Hacker News new | ask | show | jobs
by YeGoblynQueenne 2659 days ago
Just to add a bit to this:

>> Using data from drafts carried out by humans, I trained a neural network to predict what card the humans would take out of each pack. It reached 60% accuracy at this task. And in the 40% when the human and the model differ, the model’s predicted choice is often better than what the human picked.

How the model's pick is "better than what the humn picked" is never made clear, but since accuracy is measured by the model's ability to match its training set, I assume that's also what is meant by "better": the model was better than a human in memorising and reproducing the decks it saw during training.

Well, you'd never evaluate a human's deckbuilding skills by how well they can reproduce a deck they've seen before. Given the same deck archetype, 10 humans will probably make 10 different card choices, for reasons of their own. It's like trying to evaluate how people style their hair by measuring how similar their hair looks to some examples of particular hair styles. It's a concrete measure, but it's also entirely meaningless.

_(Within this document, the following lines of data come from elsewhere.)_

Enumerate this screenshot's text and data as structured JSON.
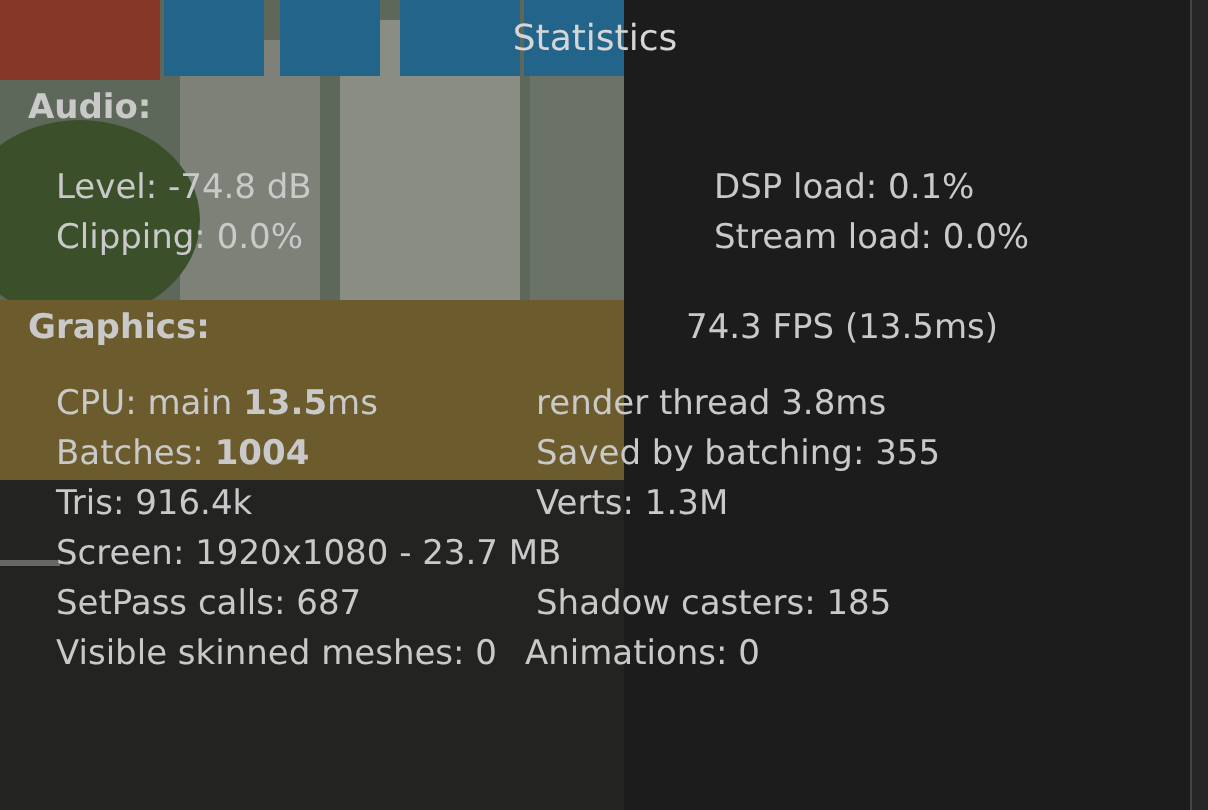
{
  "window": {
    "title": "Statistics"
  },
  "audio": {
    "heading": "Audio:",
    "level": "Level: -74.8 dB",
    "clipping": "Clipping: 0.0%",
    "dsp_load": "DSP load: 0.1%",
    "stream_load": "Stream load: 0.0%"
  },
  "graphics": {
    "heading": "Graphics:",
    "fps": "74.3 FPS (13.5ms)",
    "rows": [
      {
        "kind": "columns",
        "left": "CPU: main **13.5**ms",
        "right": "render thread 3.8ms"
      },
      {
        "kind": "columns",
        "left": "Batches: **1004**",
        "right": "Saved by batching: 355"
      },
      {
        "kind": "columns",
        "left": "Tris: 916.4k",
        "right": "Verts: 1.3M"
      },
      {
        "kind": "single",
        "left": "Screen: 1920x1080 - 23.7 MB"
      },
      {
        "kind": "columns",
        "left": "SetPass calls: 687",
        "right": "Shadow casters: 185"
      },
      {
        "kind": "inline",
        "left": "Visible skinned meshes: 0",
        "right": "Animations: 0"
      }
    ]
  }
}
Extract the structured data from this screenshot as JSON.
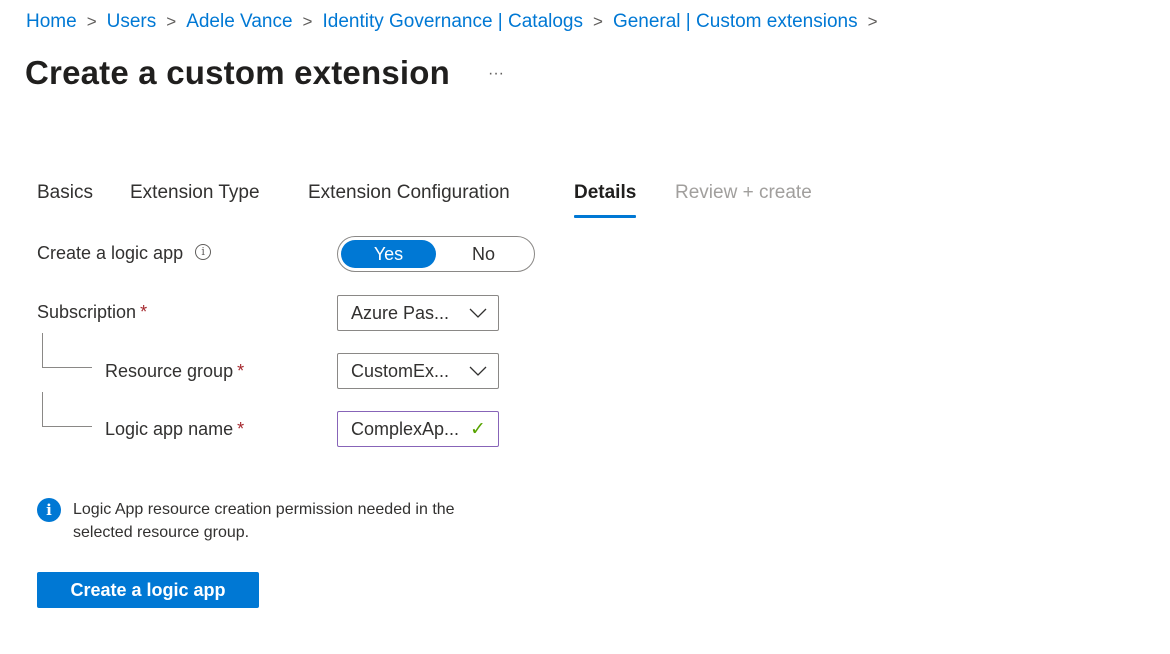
{
  "breadcrumb": [
    "Home",
    "Users",
    "Adele Vance",
    "Identity Governance | Catalogs",
    "General | Custom extensions"
  ],
  "breadcrumb_separator": ">",
  "page_title": "Create a custom extension",
  "more_label": "···",
  "tabs": [
    {
      "label": "Basics",
      "state": "normal"
    },
    {
      "label": "Extension Type",
      "state": "normal"
    },
    {
      "label": "Extension Configuration",
      "state": "normal"
    },
    {
      "label": "Details",
      "state": "active"
    },
    {
      "label": "Review + create",
      "state": "disabled"
    }
  ],
  "form": {
    "create_logic_app_label": "Create a logic app",
    "info_icon_glyph": "i",
    "toggle": {
      "yes": "Yes",
      "no": "No",
      "selected": "Yes"
    },
    "subscription_label": "Subscription",
    "subscription_value": "Azure Pas...",
    "resource_group_label": "Resource group",
    "resource_group_value": "CustomEx...",
    "logic_app_name_label": "Logic app name",
    "logic_app_name_value": "ComplexAp...",
    "required_mark": "*",
    "valid_mark": "✓"
  },
  "info_message": {
    "icon": "info-icon",
    "glyph": "i",
    "text": "Logic App resource creation permission needed in the selected resource group."
  },
  "primary_button": "Create a logic app",
  "colors": {
    "accent": "#0078d4",
    "required": "#a4262c",
    "valid_border": "#8764b8",
    "valid_check": "#57a300",
    "disabled_text": "#a19f9d"
  }
}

This effort really suffers in terms of evaluation, and so we have learned nothing about how good the model is, which is a shame.

2 comments

The author was saying that, in their personal playing skill-limited estimation, the model made a stronger pick than the human drafter did. They propose that individuals overrate and underrate cards, but the model collects that and appropriate rates them. But it could also just be that the author is overrating cards - that’s why they asked for other opinions.
Yes, but that's an arbitrary and subjective qualification. It's eyballing - useful as a tool to evaluate your model during development, maybe, but not what you report when you claim the finished model is "better than humans".
Reproducing a deck I've seen before exactly makes no sense in limited.

Maybe it's too different of an idea, but in I draft I absolutely evaluate (part of) my skill by how well I've reproduced important components of a good deck. Did I find my seat? Good curve? Enough removal? Then there are format specific things - did I include enough 1/3s for 2, knowing that I'm likely to lose to fast decks with 2/1s if I don't?

>> Reproducing a deck I've seen before exactly makes no sense in limited.

Hi. From your write-up and a quick look at your notebook that's what your model is doing. And you measure its accuracy as its ability to do so. Is that incorrect?